Copa Airlines mantendrá su estrategia de no utilizar coberturas de combustible, aun en un contexto de mayor volatilidad energética para la industria aérea. La decisión fue confirmada por Pedro Heilbron, CEO de la compañía panameña, quien señaló que la aerolínea no tiene previsto cambiar una política que sostiene desde hace más de una década.
El ejecutivo explicó que Copa asumirá el incremento de costos derivado del reciente aumento del combustible, aunque con ajustes parciales en los ingresos por pasajero. “Estamos asumiendo el costo”, indicó, al precisar que las tarifas se han ajustado, pero que ese traslado no cubre la totalidad del impacto.
El encarecimiento del combustible volvió a presionar los márgenes de las aerolíneas a nivel global, en un escenario marcado por tensiones geopolíticas y sensibilidad de la demanda frente a nuevos aumentos tarifarios. Las compañías aéreas han intentado trasladar parte de esos mayores costos al precio de los pasajes, aunque con límites impuestos por la competencia y por la capacidad de pago de los pasajeros.

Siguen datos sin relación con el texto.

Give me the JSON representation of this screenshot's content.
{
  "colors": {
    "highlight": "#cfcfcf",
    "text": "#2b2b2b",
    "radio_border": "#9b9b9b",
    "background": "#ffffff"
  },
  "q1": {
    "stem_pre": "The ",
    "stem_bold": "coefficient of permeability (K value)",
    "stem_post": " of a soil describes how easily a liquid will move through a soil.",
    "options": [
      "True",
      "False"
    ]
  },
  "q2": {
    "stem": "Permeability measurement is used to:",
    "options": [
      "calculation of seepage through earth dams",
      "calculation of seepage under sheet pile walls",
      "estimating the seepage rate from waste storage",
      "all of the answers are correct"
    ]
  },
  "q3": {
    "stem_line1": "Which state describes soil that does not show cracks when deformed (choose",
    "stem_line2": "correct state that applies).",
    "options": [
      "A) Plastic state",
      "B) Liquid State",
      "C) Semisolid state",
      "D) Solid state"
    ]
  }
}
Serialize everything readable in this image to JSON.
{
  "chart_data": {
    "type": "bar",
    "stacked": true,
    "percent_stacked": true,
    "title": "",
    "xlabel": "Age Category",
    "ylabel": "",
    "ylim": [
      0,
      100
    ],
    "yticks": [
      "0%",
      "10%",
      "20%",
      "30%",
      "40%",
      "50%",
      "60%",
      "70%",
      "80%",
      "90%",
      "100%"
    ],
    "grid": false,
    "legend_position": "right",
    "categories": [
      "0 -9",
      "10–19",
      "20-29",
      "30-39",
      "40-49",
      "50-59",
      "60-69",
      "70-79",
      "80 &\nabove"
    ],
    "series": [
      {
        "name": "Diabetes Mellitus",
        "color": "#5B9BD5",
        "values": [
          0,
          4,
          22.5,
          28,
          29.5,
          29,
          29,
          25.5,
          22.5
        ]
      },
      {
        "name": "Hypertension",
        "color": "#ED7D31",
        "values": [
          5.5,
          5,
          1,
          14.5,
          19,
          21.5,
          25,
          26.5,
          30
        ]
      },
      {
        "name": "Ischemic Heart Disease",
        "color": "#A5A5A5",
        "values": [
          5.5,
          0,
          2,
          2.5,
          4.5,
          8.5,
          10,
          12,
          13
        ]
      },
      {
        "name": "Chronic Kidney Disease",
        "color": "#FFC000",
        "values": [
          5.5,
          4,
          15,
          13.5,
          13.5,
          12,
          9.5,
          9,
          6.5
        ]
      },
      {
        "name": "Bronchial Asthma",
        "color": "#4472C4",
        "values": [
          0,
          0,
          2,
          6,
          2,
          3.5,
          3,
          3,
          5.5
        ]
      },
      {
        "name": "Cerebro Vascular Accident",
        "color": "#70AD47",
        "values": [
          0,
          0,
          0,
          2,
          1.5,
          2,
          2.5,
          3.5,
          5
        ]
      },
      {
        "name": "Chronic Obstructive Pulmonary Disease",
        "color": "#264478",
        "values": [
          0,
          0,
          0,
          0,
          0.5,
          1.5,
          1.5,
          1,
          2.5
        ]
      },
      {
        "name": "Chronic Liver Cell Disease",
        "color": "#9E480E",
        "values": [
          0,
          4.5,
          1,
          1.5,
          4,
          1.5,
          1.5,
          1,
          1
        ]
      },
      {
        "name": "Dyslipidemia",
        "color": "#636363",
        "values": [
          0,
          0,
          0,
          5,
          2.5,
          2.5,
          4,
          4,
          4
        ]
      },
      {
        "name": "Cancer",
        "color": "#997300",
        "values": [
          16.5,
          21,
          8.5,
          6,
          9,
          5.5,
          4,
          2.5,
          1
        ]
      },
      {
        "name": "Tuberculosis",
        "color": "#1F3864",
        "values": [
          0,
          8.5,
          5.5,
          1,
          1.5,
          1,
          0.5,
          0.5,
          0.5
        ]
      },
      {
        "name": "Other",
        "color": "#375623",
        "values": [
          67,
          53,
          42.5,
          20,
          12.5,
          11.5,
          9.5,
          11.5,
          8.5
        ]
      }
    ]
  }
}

En ese contexto, Copa apuesta a su posición financiera para atravesar la coyuntura. Pedro Heilbron destacó que la aerolínea cuenta con una liquidez sólida y un balance conservador, lo que le otorga margen de maniobra frente a la volatilidad. “Eso nos da espacio para movernos y también para ser resilientes”, señaló.
A pesar de la presión sobre los costos, la demanda en América Latina se mantiene saludable, según la compañía. El CEO de Copa mencionó, entre otros factores, el fortalecimiento de algunas monedas de la región, como el real brasileño, que contribuye a sostener el movimiento de pasajeros. La empresa opera bajo un modelo de hub desde Panamá, que le permite conectar destinos en todo el continente americano. La aerolínea utiliza exclusivamente aviones Boeing 737 y continúa desarrollando su crecimiento en función de las entregas del fabricante estadounidense. En esa línea, la compañía acordó recientemente la compra de hasta 60 aviones Boeing 737 MAX, una operación que permitirá avanzar tanto en la expansión de la red como en la renovación de flota. Heilbron explicó que la alta demanda global de aeronaves obliga a las compañías a anticipar sus pedidos para asegurar entregas futuras.
“Hay una demanda alta de nuevos aviones tanto para Boeing como para Airbus. Si uno no ordena con suficiente anticipación, se queda sin entregas”, afirmó el ejecutivo. La nueva orden de Copa contempla entregas entre 2030 y 2034. El pedido incluye flexibilidad entre distintas variantes del 737 MAX y opciones para el MAX 10, modelo que aún no cuenta con certificación. La compañía se encuentra evaluando su futura composición de flota y todavía no tomó una decisión definitiva sobre qué variantes incorporará.
Pedro Heilbron también señaló que el desempeño de Boeing ha mejorado y que las entregas se están realizando en tiempo o incluso levemente por delante de lo previsto. Para Copa, esa regularidad resulta clave en la planificación de capacidad, especialmente en un mercado regional que continúa mostrando demanda.